I am trying to horizontally autoscale a workload not only by custom metrics but also by algorithm that differs from algorithm described here
1/ is that possible?
2/ if it is not, and assuming i don't mind creating a container that does the autoscaling for me instead of HPA, what API should i call to do the equivalent of kubectl scale deployments/<name> --replicas=<newDesired>
?
here's the use-case:
1/ the workload consumes a single request from a queue, handles them, when done removes the item it handled, and consumes the next message.
2/ when there's more than 0 messages ready - I'd like to scale up to the number of messages ready (or max scale if it is larger). when there's 0 messages being processed - i'd like to scale down to 0.
getting the messages ready/ messages being processed to metrics server is not an issue.
getting HPA to scale by "messages ready" is not an issue either.
but...
HPA algorithm scales gradually... when i place 10 items in queue - it first to 4, then to 8 then to 10.
it also scales down gradually, and when it scales down it can terminate a pod that was processing - thus increasing the "ready" and causing a scale-up.
a node.js code that i would have run had i known the api to call (intead of HPA):
let desiredToSet = 0;
if (!readyMessages && !processingMessages) {
//if we have nothing in queue and all workers completed their work - we can scale down to minimum
//we like it better than reducing slowly as this way we are not risking killing a worker that's working
desiredToSet = config.minDesired;
}
else {
//messages ready in the queue, increase number of workers up to max allowed
desiredToSet = Math.max(Math.min(readyMessages + processingMessages, config.maxDesired), currentDeploymentReplicas);
}
//no point in sending a request to change, if nothing changed
if (desiredToSet !== currentDeploymentReplicas) {
<api to set desiredToSet of deployment to come here>;
}
1) I don't think it's possible. The HPA controller is built-into Kubernetes and I don't think its algorithm can be extended/replaced.

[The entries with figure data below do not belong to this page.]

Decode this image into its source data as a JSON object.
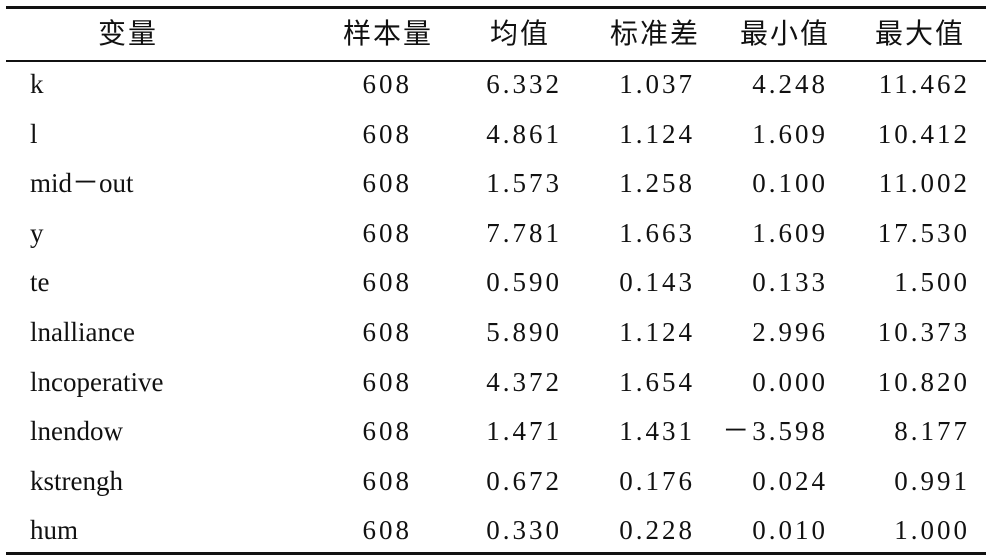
{
  "table": {
    "header": [
      "变量",
      "样本量",
      "均值",
      "标准差",
      "最小值",
      "最大值"
    ],
    "rows": [
      [
        "k",
        "608",
        "6.332",
        "1.037",
        "4.248",
        "11.462"
      ],
      [
        "l",
        "608",
        "4.861",
        "1.124",
        "1.609",
        "10.412"
      ],
      [
        "mid－out",
        "608",
        "1.573",
        "1.258",
        "0.100",
        "11.002"
      ],
      [
        "y",
        "608",
        "7.781",
        "1.663",
        "1.609",
        "17.530"
      ],
      [
        "te",
        "608",
        "0.590",
        "0.143",
        "0.133",
        "1.500"
      ],
      [
        "lnalliance",
        "608",
        "5.890",
        "1.124",
        "2.996",
        "10.373"
      ],
      [
        "lncoperative",
        "608",
        "4.372",
        "1.654",
        "0.000",
        "10.820"
      ],
      [
        "lnendow",
        "608",
        "1.471",
        "1.431",
        "－3.598",
        "8.177"
      ],
      [
        "kstrengh",
        "608",
        "0.672",
        "0.176",
        "0.024",
        "0.991"
      ],
      [
        "hum",
        "608",
        "0.330",
        "0.228",
        "0.010",
        "1.000"
      ]
    ]
  }
}
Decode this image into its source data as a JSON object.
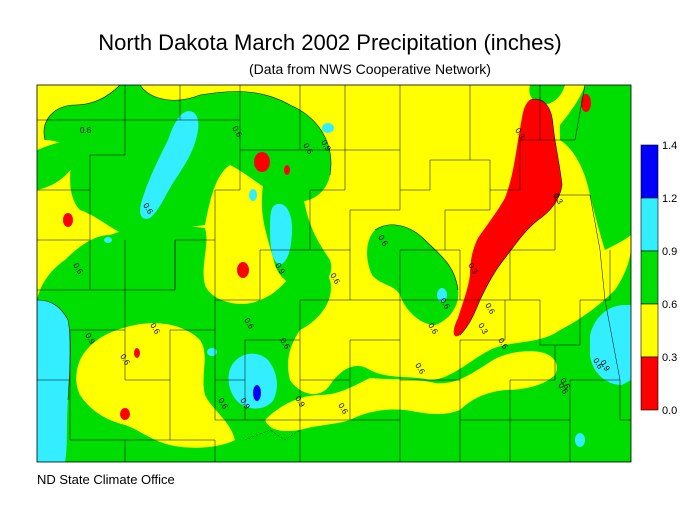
{
  "title": "North Dakota March 2002 Precipitation (inches)",
  "subtitle": "(Data from NWS Cooperative Network)",
  "credit": "ND State Climate Office",
  "legend": {
    "ticks": [
      "1.4",
      "1.2",
      "0.9",
      "0.6",
      "0.3",
      "0.0"
    ],
    "bins": [
      {
        "range": "1.2-1.4",
        "color": "#0000ff"
      },
      {
        "range": "0.9-1.2",
        "color": "#33eeff"
      },
      {
        "range": "0.6-0.9",
        "color": "#00dd00"
      },
      {
        "range": "0.3-0.6",
        "color": "#ffff00"
      },
      {
        "range": "0.0-0.3",
        "color": "#ff0000"
      }
    ]
  },
  "contour_labels": [
    "0.6",
    "0.6",
    "0.6",
    "0.9",
    "0.6",
    "0.6",
    "0.9",
    "0.6",
    "0.6",
    "0.6",
    "0.6",
    "0.9",
    "0.6",
    "0.9",
    "0.6",
    "0.6",
    "0.6",
    "0.6",
    "0.3",
    "0.3",
    "0.3",
    "0.3",
    "0.6",
    "0.6",
    "0.6",
    "0.9",
    "0.6",
    "0.9",
    "0.6",
    "0.6",
    "0.6"
  ]
}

2) Yes, you can create a custom controller that does the job of the HPA with your own algorithm. To scale the Deployment up and down through the Kubernetes API, you manipulate the Scale sub-resource of the Deployment.
Concretely, to scale the Deployment to a new number of replicas, you make the following request:
PUT /apis/apps/v1/namespaces/{namespace}/deployments/{name}/scale
With a Scale resource (containing the desired replica count) as a body argument, as described in the API reference.